Kemenhub Bakal Tindak Tegas Truk Obesitas yang Masih Berkeliaran

Mulai 1 Mei 2020, para pelanggaran truk obesitas dapat ditindak tegas.

oleh Pipit Ika Ramadhani diperbarui 13 Mar 2020, 20:17 WIB
Empat truk ODOL yang disita petugas BPTP Riau Kepri diparkirkan di Terminal AKAP Pekanbaru. (Liputan6.com/M Syukur)

Liputan6.com, Jakarta - Sebanyak 77 persen truk yang menyeberang dari Pelabuhan Merak, Banten merupakan kendaraan obesitas atau Over Dimention Over Load (ODOL).

Direktur Transportasi Sungai, Danau, dan Penyeberangan Kemehub, Chandra Irawan mengatakan kurangnya sosialisasi dan jumlah personil pengawasan di lapangan menjadi kendala aturan mengenai kendaraan obesitas belum efektif.

"Hingga 6 Maret, ada 397 truk yang melakukan penyeberangan dan yang ODOL sebanyak 283 unit, sehingga persentasenya 77 persen," jabarnya saat temu media di Jakarat, Jumat (13/03/2020).

Sementara itu, hal serupa juga ditemukan pada rute penyeberangan Ketapang menuju Gilimanuk, Bali. Namun, jumlah pelanggar tidak sebanyak di Pelabuhan Merak.

"Di Pelabuhan Ketapang 205 unit truk dan yang odol 50 unit sehingga persentasenya 24 persen," sebut Chandra.

Untuk itu, Chandra berjanji berjanji mulai 1 Mei mendatang para pelanggara dapat ditindak tegas. Sebab, diketahui sebelumnya, beroperasinya kendaraan obesitas dinilai sangat merugikan operator jalan tol dan meningkatkan risiko kecelakaan, serta inefisiensi akibat kondisi jalan rusak yang ditimbulkan.

Kerusakan jalan akibat odol juga memicu peningkatan anggaran untuk pemeliharaan jalan nasional, jalan tol, dan jalan provinsi dengan rata-rata Rp 43,45 triliun per tahun.

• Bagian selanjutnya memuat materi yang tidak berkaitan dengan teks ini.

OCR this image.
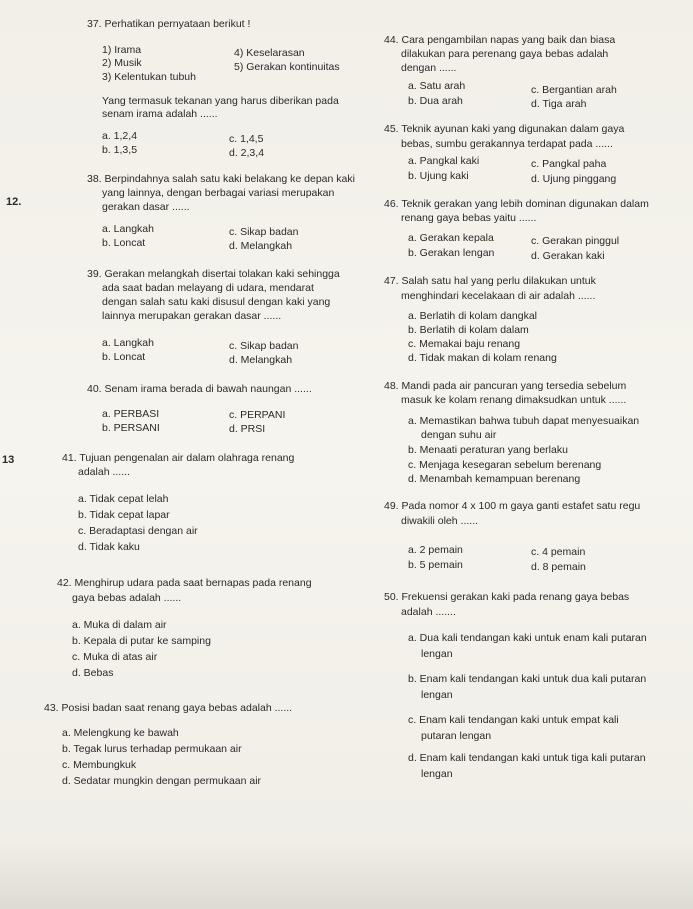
12.
13
37. Perhatikan pernyataan berikut !
1) Irama
2) Musik
3) Kelentukan tubuh
4) Keselarasan
5) Gerakan kontinuitas
Yang termasuk tekanan yang harus diberikan pada
senam irama adalah ......
a. 1,2,4
b. 1,3,5
c. 1,4,5
d. 2,3,4
38. Berpindahnya salah satu kaki belakang ke depan kaki
yang lainnya, dengan berbagai variasi merupakan
gerakan dasar ......
a. Langkah
b. Loncat
c. Sikap badan
d. Melangkah
39. Gerakan melangkah disertai tolakan kaki sehingga
ada saat badan melayang di udara, mendarat
dengan salah satu kaki disusul dengan kaki yang
lainnya merupakan gerakan dasar ......
a. Langkah
b. Loncat
c. Sikap badan
d. Melangkah
40. Senam irama berada di bawah naungan ......
a. PERBASI
b. PERSANI
c. PERPANI
d. PRSI
41. Tujuan pengenalan air dalam olahraga renang
adalah ......
a. Tidak cepat lelah
b. Tidak cepat lapar
c. Beradaptasi dengan air
d. Tidak kaku
42. Menghirup udara pada saat bernapas pada renang
gaya bebas adalah ......
a. Muka di dalam air
b. Kepala di putar ke samping
c. Muka di atas air
d. Bebas
43. Posisi badan saat renang gaya bebas adalah ......
a. Melengkung ke bawah
b. Tegak lurus terhadap permukaan air
c. Membungkuk
d. Sedatar mungkin dengan permukaan air
44. Cara pengambilan napas yang baik dan biasa
dilakukan para perenang gaya bebas adalah
dengan ......
a. Satu arah
b. Dua arah
c. Bergantian arah
d. Tiga arah
45. Teknik ayunan kaki yang digunakan dalam gaya
bebas, sumbu gerakannya terdapat pada ......
a. Pangkal kaki
b. Ujung kaki
c. Pangkal paha
d. Ujung pinggang
46. Teknik gerakan yang lebih dominan digunakan dalam
renang gaya bebas yaitu ......
a. Gerakan kepala
b. Gerakan lengan
c. Gerakan pinggul
d. Gerakan kaki
47. Salah satu hal yang perlu dilakukan untuk
menghindari kecelakaan di air adalah ......
a. Berlatih di kolam dangkal
b. Berlatih di kolam dalam
c. Memakai baju renang
d. Tidak makan di kolam renang
48. Mandi pada air pancuran yang tersedia sebelum
masuk ke kolam renang dimaksudkan untuk ......
a. Memastikan bahwa tubuh dapat menyesuaikan
dengan suhu air
b. Menaati peraturan yang berlaku
c. Menjaga kesegaran sebelum berenang
d. Menambah kemampuan berenang
49. Pada nomor 4 x 100 m gaya ganti estafet satu regu
diwakili oleh ......
a. 2 pemain
b. 5 pemain
c. 4 pemain
d. 8 pemain
50. Frekuensi gerakan kaki pada renang gaya bebas
adalah .......
a. Dua kali tendangan kaki untuk enam kali putaran
lengan
b. Enam kali tendangan kaki untuk dua kali putaran
lengan
c. Enam kali tendangan kaki untuk empat kali
putaran lengan
d. Enam kali tendangan kaki untuk tiga kali putaran
lengan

Saksikan Video Pilihan di Bawah Ini:


Larangan Truk Obesitas Bisa Bangkitkan Angkutan Kereta dan Laut

Ilustrasi (Istimewa)

Pengamat transportasi dari Universitas Katolik Soegijapranata (Unika) Djoko Setijowarno, meminta kepada pemerintah untuk menindak tegas angkutan barang yang kelebihan muatan atau truk obesitas. Selain itu, pemerintah harus memberikan angkutan barang alternatif selain menggunakan truk. 

Djoko menjelaskan, penanganan angkutan barang yang over dimension over load (ODOL) atau biasa disebut dengan truk obesitas komprehensif menyentuh kepentingan individual pelaku, organisasi serta sistem.

Ketegasan tindakan hukum menyangkut truk ODOL ini membutuhkan penyesuaian dari pihak pemerintah maupun asosiasi pengangkut.

"Ketegasan penanganan akan menurunkan risiko, namun pelaksanaannya dianggap sulit dilihat dari fakta tentang lambatnya asosiasi industri angkutan beradaptasi, pengabaian kelaikan, dan ketidaktaatan pelaku usaha," kata Djoko kepada Liputan6.com, Rabu (11/3/2020). Akibatnya, banyak terjadi kecelakaan karena truk obesitas.

Ia pun menyarankan beberapa strategi yang bisa dilakukan, yakni pertama, melakukan segmentasi atau memilah penanganan yang berdampak besar. Baik pemilahan sasaran jenis truk obesitas, maupun tipe komoditas.

Kedua, melakukan operasi rutin namun bersifat random untuk industri pelaku ODOL dengan tidak hanya mengandalkan jembatan timbang. Perlu juga adanya peralatan portable dengan lokasi di titik atau ruas dari asal komoditas yang diangkut, sehingga tidak sempat sampai di jalan.

Tindakan terhadap pelaku pelanggaran hendaknya tidak hanya pada pengangkut, tetapi yang terlibat pada mata rantai pelanggaran. "Operasi ini harus didukung dengan sistem dan aplikasi digital untuk kemudahan pencatatan dan kendali tindakan," ungkapnya.